Integrating transient and sacrificial bonds into biobased elastomers toward mechanical property enhancement and macroscopically responsive property

The development of biobased polymers from renewable resources offers a solution to the growing environmental concerns and scarcity of fossil feedstock. The synthesized biobased polymers, especially for biobased elastomers, are mechanically weak, which greatly restricts their applications. In the present work, we demonstrate that the integration of transient and sacrificial quadruple H-bonding motifs into as-synthesized biobased elastomer can enhance the mechanical properties and bestow it with adaptive performance. Specially, the biobased elastomer was synthesized through melting poly-condensation using biobased di-acids and diols as the starting materials. The biobased elastomer is covalently crosslinked and grafted with ureido-pyrimidinone (UPy) containing acrylate through thiol-ene click reaction by using pentaerythritol tetra(3-mercaptopropionate) as the linkers.

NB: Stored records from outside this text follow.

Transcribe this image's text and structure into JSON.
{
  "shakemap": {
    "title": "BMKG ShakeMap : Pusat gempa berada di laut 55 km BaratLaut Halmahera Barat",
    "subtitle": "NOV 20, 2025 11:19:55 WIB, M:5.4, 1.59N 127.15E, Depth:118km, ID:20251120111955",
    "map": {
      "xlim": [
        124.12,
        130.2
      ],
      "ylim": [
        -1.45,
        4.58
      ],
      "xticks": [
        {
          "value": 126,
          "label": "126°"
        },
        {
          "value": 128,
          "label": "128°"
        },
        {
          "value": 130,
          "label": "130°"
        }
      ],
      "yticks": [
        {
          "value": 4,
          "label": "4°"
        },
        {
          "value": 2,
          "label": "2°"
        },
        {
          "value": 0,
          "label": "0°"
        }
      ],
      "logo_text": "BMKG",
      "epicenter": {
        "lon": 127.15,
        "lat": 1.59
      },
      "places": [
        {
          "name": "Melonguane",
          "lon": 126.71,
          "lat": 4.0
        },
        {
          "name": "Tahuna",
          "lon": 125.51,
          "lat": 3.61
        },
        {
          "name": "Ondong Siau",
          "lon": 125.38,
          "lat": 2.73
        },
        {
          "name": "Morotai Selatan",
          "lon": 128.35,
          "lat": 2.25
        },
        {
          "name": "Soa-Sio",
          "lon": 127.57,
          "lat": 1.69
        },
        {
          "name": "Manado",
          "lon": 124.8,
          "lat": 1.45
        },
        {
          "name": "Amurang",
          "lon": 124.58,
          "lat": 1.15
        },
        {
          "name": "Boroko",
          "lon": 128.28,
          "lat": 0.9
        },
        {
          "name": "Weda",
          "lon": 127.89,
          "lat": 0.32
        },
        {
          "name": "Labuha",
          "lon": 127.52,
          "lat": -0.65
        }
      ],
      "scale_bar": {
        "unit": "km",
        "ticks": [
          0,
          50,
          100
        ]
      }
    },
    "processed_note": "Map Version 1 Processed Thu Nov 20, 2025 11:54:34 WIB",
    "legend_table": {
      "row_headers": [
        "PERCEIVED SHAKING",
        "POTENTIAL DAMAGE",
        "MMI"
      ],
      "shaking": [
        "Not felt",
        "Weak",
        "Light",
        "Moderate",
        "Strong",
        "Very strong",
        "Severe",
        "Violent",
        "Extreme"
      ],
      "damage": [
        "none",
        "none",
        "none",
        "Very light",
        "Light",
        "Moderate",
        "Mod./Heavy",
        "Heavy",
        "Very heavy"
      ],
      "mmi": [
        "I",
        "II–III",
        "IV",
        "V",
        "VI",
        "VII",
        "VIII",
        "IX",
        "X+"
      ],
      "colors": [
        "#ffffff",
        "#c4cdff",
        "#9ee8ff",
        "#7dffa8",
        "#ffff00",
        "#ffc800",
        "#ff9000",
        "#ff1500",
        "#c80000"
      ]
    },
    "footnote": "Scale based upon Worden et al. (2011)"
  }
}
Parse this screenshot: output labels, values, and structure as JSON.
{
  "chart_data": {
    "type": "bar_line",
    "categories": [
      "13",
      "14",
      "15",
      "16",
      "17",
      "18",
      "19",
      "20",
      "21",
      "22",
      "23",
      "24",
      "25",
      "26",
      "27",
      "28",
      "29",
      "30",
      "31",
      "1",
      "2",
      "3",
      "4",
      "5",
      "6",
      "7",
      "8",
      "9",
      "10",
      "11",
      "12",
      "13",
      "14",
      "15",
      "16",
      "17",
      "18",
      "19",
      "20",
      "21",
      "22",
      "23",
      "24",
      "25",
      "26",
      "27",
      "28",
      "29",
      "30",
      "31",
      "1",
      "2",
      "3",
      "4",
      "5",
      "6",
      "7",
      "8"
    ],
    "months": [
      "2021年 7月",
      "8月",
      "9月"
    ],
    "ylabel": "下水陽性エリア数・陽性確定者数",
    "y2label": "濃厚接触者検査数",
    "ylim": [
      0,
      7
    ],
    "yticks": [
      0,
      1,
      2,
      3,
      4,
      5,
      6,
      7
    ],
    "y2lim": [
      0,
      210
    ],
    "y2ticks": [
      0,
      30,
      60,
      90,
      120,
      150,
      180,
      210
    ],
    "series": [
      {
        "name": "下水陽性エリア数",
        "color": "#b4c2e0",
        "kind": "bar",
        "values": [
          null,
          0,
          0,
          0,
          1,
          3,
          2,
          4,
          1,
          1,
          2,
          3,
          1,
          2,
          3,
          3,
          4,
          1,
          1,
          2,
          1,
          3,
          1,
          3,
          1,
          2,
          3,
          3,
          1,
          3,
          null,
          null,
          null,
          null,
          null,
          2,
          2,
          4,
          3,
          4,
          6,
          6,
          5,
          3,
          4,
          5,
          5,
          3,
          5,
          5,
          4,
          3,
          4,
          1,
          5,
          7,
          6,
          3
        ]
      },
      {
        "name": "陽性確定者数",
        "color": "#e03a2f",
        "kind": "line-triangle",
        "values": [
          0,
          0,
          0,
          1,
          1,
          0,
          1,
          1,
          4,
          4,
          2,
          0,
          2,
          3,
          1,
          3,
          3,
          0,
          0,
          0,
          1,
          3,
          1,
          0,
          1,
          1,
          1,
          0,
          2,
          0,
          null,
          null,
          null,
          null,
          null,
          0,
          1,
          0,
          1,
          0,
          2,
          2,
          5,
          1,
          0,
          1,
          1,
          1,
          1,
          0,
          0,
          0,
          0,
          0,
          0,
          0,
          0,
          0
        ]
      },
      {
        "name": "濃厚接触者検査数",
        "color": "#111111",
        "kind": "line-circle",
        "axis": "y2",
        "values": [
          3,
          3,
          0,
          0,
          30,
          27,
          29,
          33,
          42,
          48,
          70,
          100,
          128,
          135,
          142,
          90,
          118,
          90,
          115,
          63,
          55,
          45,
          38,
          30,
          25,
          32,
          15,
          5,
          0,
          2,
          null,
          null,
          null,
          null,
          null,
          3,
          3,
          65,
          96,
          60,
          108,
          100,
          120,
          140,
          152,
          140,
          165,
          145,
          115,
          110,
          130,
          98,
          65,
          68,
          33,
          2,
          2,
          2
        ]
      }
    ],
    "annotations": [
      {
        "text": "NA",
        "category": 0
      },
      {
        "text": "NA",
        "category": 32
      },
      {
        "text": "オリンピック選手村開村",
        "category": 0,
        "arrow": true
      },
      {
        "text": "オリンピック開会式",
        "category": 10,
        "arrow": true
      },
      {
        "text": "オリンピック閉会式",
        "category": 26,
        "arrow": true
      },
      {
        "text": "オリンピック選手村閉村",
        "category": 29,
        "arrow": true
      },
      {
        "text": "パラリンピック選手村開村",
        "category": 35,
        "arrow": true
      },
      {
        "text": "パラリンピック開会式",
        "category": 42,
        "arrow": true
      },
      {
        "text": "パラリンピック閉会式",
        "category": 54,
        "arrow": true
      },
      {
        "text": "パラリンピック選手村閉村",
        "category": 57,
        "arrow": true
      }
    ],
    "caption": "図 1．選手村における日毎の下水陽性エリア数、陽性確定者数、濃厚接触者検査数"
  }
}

Under external load, UPy aggregations based on H-bonding can function as sacrificial units through reversible rupture and re-formation events, leading to significant improvements on the modulus and strength of the biobased elastomer while maintaining the extensibility. In addition, the dissociation and re-formation of H-bonding under thermal stimuli impart the elastomer with thermo-activated shape memory behavior.